Si è contato tanto denaro, una disponibilità superiore ad ogni aspettativa quella posseduta da Giuseppe Grigoli che nel frattempo dalla cella riusciva pure a corrispondersi con alcune delle sue amanti, sfondando la censura del carcere: donne e denaro, soldi e mafia. Grigoli messo alle strette, dinanzi all’evidenza dei fatti, ha dovuto piegarsi, ma ha raccontato la verità a modo suo, dicendo di essere una vittima, «pagavo il pizzo ma mi trattavano bene» ha detto ai giudici, facendosi spesso venire la lacrimuccia in volto.
È stato il processo dove è venuta fuori la strategia investigativa per arrivare al super latitante. C’è stata la deposizione durata otto ore dell’allora capo della Mobile, oggi primo dirigente della Polizia, Giuseppe Linares: l’indagine su Grigoli non è altro che uno dei «tasselli» del mosaico che si va componendo e dal quale emerge la figura di Matteo Messina Denaro, il boss che ripulite le mani del sangue dei morti ammazzati è diventato capo di una holding imprenditoriale.
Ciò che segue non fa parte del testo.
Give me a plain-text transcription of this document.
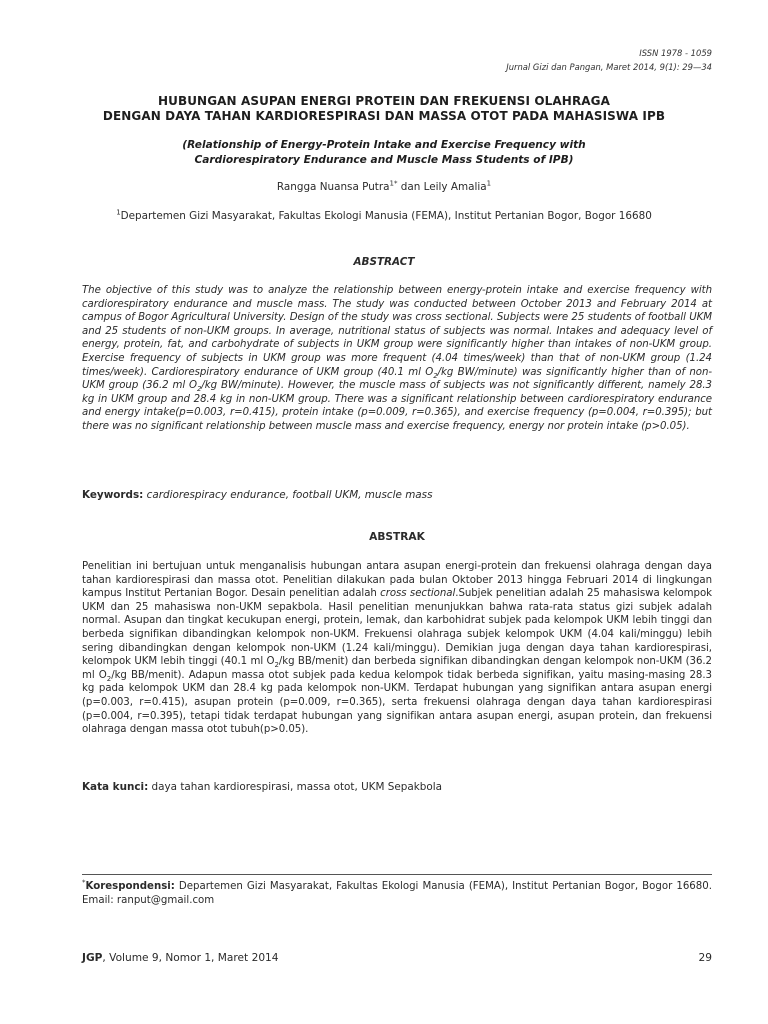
ISSN 1978 - 1059
Jurnal Gizi dan Pangan, Maret 2014, 9(1): 29—34
HUBUNGAN ASUPAN ENERGI PROTEIN DAN FREKUENSI OLAHRAGA
DENGAN DAYA TAHAN KARDIORESPIRASI DAN MASSA OTOT PADA MAHASISWA IPB
(Relationship of Energy-Protein Intake and Exercise Frequency with
Cardiorespiratory Endurance and Muscle Mass Students of IPB)
Rangga Nuansa Putra$^{1*}$ dan Leily Amalia$^1$
$^1$Departemen Gizi Masyarakat, Fakultas Ekologi Manusia (FEMA), Institut Pertanian Bogor, Bogor 16680
ABSTRACT
The objective of this study was to analyze the relationship between energy-protein intake and exercise frequency with cardiorespiratory endurance and muscle mass. The study was conducted between October 2013 and February 2014 at campus of Bogor Agricultural University. Design of the study was cross sectional. Subjects were 25 students of football UKM and 25 students of non-UKM groups. In average, nutritional status of subjects was normal. Intakes and adequacy level of energy, protein, fat, and carbohydrate of subjects in UKM group were significantly higher than intakes of non-UKM group. Exercise frequency of subjects in UKM group was more frequent (4.04 times/week) than that of non-UKM group (1.24 times/week). Cardiorespiratory endurance of UKM group (40.1 ml $O_2/kg$ BW/minute) was significantly higher than of non-UKM group (36.2 ml $O_2/kg$ BW/minute). However, the muscle mass of subjects was not significantly different, namely 28.3 kg in UKM group and 28.4 kg in non-UKM group. There was a significant relationship between cardiorespiratory endurance and energy intake(p=0.003, r=0.415), protein intake (p=0.009, r=0.365), and exercise frequency (p=0.004, r=0.395); but there was no significant relationship between muscle mass and exercise frequency, energy nor protein intake (p>0.05).
Keywords: cardiorespiracy endurance, football UKM, muscle mass
ABSTRAK
Penelitian ini bertujuan untuk menganalisis hubungan antara asupan energi-protein dan frekuensi olahraga dengan daya tahan kardiorespirasi dan massa otot. Penelitian dilakukan pada bulan Oktober 2013 hingga Februari 2014 di lingkungan kampus Institut Pertanian Bogor. Desain penelitian adalah cross sectional.Subjek penelitian adalah 25 mahasiswa kelompok UKM dan 25 mahasiswa non-UKM sepakbola. Hasil penelitian menunjukkan bahwa rata-rata status gizi subjek adalah normal. Asupan dan tingkat kecukupan energi, protein, lemak, dan karbohidrat subjek pada kelompok UKM lebih tinggi dan berbeda signifikan dibandingkan kelompok non-UKM. Frekuensi olahraga subjek kelompok UKM (4.04 kali/minggu) lebih sering dibandingkan dengan kelompok non-UKM (1.24 kali/minggu). Demikian juga dengan daya tahan kardiorespirasi, kelompok UKM lebih tinggi (40.1 ml $O_2/kg$ BB/menit) dan berbeda signifikan dibandingkan dengan kelompok non-UKM (36.2 ml $O_2/kg$ BB/menit). Adapun massa otot subjek pada kedua kelompok tidak berbeda signifikan, yaitu masing-masing 28.3 kg pada kelompok UKM dan 28.4 kg pada kelompok non-UKM. Terdapat hubungan yang signifikan antara asupan energi (p=0.003, r=0.415), asupan protein (p=0.009, r=0.365), serta frekuensi olahraga dengan daya tahan kardiorespirasi (p=0.004, r=0.395), tetapi tidak terdapat hubungan yang signifikan antara asupan energi, asupan protein, dan frekuensi olahraga dengan massa otot tubuh(p>0.05).
Kata kunci: daya tahan kardiorespirasi, massa otot, UKM Sepakbola
*Korespondensi: Departemen Gizi Masyarakat, Fakultas Ekologi Manusia (FEMA), Institut Pertanian Bogor, Bogor 16680. Email: ranput@gmail.com
JGP, Volume 9, Nomor 1, Maret 2014	29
Imprenditori, professionisti, colletti bianchi, politici, sono caduti nella rete di queste indagini, tutti alleati del latitante, qualcuno addirittura sentito dire di esserne «un devoto».
Sono le indagini dove la Dia ha impiegato un sofisticato gruppo di investigatori, una intelligence comandata da un colonnello della Finanza che ha letto migliaia di fatture, traducendo ogni contenuto, e trovando le tracce che portavano alla mafia, alle casseforti illegali, dove si ripuliva il denaro sporco.
Sono indagini che conosce bene l’ex pm Roberto Piscitello, oggi al ministero di Grazia e Giustizia: «È una pronuncia di colpevolezza importante – dice riassumendo il lavoro da lui svolto da magistrato – perchè sancisce l’esistenza di un “tesoro” che era nelle mani di Matteo Messina Denaro, c’è il riconoscimento che le ricchezze di Grigoli erano del boss latitante, ma c’è anche un’altra circostanza di grande rilevanza, quella che questo processo per la prima volta sancisce l’esistenza di una alleanza tra la mafia più potente e l’imprenditoria più ricca della provincia di Trapani, è una sentenza che grida a tutti come “Cosa Nostra non è invincibile” e questo grazie al lavoro di agenti e investigatori bravi e capaci, che hanno messo insieme i “pizzini” nel tempo trovati, grazie al lavoro di magistrati spesso malguardati».
Gli investigatori hanno seguito le tracce lasciate da un patrimonio immenso, «il solo centro commerciale Belicittà – conclude Piscitello – era capace di fatturare 250 mila euro al mese».